Perché “Il mio nemico” si merita il suo meritatissimo stato di film di culto e ancora oggi, risulta più attuale che mai? Perché ogni cazzo di volta che due fazioni identiche decidono di iniziare una guerra di merda per qualche ragione persa tra i flussi del tempo, mi rendo conto che non sono stati distribuiti abbastanza diplomi alla Scuola Petersen per giovani cinefili di genere (quale? Mah!) o che qualcuno ha dimenticato le lezioni impartite a colpi di cinematografici coppini.
Anche perché altrimenti non mi spiego il terrore di molti, barricati nella guerra di trincea da tastiera, di fronte a prodotti d’intrattenimento rivolti ad un pubblico più o meno giovane, in cui la rappresentazione della diversità e delle minoranze rappresenta per loro, una minaccia peggiore dei Drac.

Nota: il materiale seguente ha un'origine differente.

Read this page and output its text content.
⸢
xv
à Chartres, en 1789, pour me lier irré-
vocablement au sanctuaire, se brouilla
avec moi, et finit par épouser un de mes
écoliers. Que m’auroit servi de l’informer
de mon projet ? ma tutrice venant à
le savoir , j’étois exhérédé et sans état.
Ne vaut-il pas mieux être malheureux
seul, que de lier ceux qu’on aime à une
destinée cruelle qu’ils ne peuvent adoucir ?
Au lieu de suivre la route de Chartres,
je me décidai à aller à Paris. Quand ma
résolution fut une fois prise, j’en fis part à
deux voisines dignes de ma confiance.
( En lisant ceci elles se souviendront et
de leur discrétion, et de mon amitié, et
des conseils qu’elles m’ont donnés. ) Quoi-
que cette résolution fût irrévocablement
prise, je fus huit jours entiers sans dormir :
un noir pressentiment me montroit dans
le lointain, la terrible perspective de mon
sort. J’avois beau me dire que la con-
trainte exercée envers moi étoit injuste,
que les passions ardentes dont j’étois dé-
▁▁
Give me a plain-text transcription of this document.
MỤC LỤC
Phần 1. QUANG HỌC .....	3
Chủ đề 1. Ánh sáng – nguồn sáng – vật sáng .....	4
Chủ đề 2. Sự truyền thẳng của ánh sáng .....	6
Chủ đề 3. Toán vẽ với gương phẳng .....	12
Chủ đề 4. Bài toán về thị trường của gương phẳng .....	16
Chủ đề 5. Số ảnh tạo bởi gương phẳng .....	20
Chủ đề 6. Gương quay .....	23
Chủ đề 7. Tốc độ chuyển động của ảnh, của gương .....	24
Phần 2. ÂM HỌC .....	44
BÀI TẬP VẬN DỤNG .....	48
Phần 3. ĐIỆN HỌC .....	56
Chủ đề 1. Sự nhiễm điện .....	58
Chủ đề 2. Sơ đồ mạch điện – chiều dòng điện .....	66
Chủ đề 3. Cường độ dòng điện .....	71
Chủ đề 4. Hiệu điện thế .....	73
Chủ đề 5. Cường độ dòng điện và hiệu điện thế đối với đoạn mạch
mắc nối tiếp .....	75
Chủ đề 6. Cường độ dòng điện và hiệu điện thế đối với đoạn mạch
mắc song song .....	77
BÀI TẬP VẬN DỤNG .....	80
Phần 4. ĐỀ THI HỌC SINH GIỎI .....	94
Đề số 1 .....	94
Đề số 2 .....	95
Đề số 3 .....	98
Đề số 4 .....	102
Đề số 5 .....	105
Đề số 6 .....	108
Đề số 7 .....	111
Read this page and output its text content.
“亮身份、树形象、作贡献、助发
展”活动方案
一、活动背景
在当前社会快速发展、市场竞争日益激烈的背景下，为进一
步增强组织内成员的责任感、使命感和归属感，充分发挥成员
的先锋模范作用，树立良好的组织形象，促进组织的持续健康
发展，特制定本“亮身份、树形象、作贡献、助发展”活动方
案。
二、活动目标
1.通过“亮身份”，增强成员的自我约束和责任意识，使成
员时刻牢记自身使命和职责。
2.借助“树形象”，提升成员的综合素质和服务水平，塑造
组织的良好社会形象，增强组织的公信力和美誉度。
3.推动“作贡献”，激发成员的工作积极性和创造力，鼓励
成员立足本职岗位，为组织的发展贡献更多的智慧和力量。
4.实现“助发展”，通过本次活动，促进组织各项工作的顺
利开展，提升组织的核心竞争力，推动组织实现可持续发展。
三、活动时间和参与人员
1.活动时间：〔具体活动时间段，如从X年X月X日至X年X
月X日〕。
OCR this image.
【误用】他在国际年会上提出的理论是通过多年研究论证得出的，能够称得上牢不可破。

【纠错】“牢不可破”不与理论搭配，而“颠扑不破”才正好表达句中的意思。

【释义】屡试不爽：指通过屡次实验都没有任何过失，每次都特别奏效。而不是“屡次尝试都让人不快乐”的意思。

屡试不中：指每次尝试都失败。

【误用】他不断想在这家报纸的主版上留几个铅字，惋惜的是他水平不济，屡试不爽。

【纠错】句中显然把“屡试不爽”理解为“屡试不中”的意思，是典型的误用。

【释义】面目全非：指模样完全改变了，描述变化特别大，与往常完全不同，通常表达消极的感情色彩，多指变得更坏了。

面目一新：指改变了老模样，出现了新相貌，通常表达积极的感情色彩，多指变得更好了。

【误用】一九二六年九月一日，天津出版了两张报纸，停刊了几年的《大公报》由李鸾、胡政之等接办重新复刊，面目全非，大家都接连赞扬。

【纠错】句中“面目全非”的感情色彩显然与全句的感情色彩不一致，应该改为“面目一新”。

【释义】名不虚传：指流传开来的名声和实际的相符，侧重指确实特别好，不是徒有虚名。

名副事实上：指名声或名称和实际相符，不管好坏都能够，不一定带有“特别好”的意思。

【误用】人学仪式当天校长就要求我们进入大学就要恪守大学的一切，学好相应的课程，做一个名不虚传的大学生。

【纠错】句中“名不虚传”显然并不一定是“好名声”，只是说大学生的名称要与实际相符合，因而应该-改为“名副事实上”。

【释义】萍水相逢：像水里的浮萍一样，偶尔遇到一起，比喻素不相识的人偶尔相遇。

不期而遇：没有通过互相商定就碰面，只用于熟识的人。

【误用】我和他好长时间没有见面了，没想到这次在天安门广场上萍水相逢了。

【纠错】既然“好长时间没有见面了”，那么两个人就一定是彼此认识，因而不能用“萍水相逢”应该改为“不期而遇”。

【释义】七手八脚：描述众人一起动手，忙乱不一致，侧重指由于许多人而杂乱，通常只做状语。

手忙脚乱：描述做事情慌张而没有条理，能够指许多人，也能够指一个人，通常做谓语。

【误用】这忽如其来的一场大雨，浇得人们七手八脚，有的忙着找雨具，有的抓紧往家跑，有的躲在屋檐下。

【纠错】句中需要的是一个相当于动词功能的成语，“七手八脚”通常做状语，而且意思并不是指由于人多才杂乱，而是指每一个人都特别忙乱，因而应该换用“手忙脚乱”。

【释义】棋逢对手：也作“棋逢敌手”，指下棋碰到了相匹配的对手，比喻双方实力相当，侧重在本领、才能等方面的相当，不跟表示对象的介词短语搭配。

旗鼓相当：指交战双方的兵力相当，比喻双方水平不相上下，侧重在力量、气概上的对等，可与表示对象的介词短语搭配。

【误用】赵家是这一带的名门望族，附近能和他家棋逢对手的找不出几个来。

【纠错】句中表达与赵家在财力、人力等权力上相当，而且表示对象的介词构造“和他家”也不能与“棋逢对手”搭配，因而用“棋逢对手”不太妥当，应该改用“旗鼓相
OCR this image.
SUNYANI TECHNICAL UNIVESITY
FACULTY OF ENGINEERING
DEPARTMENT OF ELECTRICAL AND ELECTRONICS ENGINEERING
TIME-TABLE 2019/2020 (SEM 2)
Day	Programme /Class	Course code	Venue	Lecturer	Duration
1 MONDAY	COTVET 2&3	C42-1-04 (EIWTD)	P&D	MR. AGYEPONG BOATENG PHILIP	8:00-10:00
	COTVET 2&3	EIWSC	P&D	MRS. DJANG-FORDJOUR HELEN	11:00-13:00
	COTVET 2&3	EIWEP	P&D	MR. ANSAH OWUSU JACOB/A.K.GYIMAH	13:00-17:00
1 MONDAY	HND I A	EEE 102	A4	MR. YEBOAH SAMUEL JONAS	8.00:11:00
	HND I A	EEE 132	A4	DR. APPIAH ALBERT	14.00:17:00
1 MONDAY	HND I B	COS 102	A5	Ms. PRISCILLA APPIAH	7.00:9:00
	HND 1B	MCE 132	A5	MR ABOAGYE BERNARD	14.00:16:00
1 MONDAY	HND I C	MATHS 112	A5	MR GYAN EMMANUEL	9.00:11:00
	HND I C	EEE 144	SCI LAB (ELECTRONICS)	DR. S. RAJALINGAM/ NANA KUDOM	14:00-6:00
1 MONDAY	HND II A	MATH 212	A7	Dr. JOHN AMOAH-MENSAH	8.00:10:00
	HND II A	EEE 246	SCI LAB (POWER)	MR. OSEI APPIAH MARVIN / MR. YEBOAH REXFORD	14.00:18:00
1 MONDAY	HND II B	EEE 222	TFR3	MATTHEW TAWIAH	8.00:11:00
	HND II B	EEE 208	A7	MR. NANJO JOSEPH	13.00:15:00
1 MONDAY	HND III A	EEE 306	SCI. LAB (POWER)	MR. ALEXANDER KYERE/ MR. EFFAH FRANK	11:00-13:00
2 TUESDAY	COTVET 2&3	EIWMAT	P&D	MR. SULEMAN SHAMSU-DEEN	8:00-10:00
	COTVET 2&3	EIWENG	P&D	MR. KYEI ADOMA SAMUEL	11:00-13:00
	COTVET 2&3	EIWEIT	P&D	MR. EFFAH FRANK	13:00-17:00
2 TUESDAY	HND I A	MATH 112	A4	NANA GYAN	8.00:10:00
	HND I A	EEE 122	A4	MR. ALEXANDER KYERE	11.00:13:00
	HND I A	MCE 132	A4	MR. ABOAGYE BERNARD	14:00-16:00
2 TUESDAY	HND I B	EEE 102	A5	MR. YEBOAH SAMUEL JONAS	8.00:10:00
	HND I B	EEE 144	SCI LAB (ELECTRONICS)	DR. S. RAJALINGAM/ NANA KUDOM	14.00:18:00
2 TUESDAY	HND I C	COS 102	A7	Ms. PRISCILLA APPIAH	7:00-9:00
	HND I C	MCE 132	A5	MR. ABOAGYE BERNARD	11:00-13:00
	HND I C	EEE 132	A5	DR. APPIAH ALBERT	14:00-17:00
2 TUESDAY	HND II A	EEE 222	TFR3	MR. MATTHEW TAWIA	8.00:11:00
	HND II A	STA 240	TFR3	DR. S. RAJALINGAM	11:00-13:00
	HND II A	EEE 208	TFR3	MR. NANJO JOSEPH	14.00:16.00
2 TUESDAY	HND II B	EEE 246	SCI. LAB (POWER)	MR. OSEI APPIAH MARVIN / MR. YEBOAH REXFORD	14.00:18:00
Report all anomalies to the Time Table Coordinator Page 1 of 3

Sul serio gente, siamo cresciuti con il Bromance tra Dennis Quaid Louis Gossett Jr. con quest’ultimo nei panni di una lucertola ermafrodita di 1,90 intenta a partorire, sul serio può risultare spaventosa una puntata di Sex Education? Eddai su, fate i bravi!
«Mazz’ e panell’ fann ‘e figl bell», «É un proverbio tedesco Wolfgang?»
Ci tengo molto al mio diploma conseguito a forza di coppini sulla nuca e ancora di più, ci tenevo a dire ciao ad un regista che ha tenuto a battesimo tanti di noi grazie ad una solida formazione cinematografica orgogliosamente di genere. Forse dovremmo ricordare più spesso il valore di Wolfgang Petersen e del suo cinema, io l’ho faccio spesso quindi beh, ciao anzi auf wiedersehen, ci vedremo ancora su questa Bara e là fuori, nello spazio profondo dei film.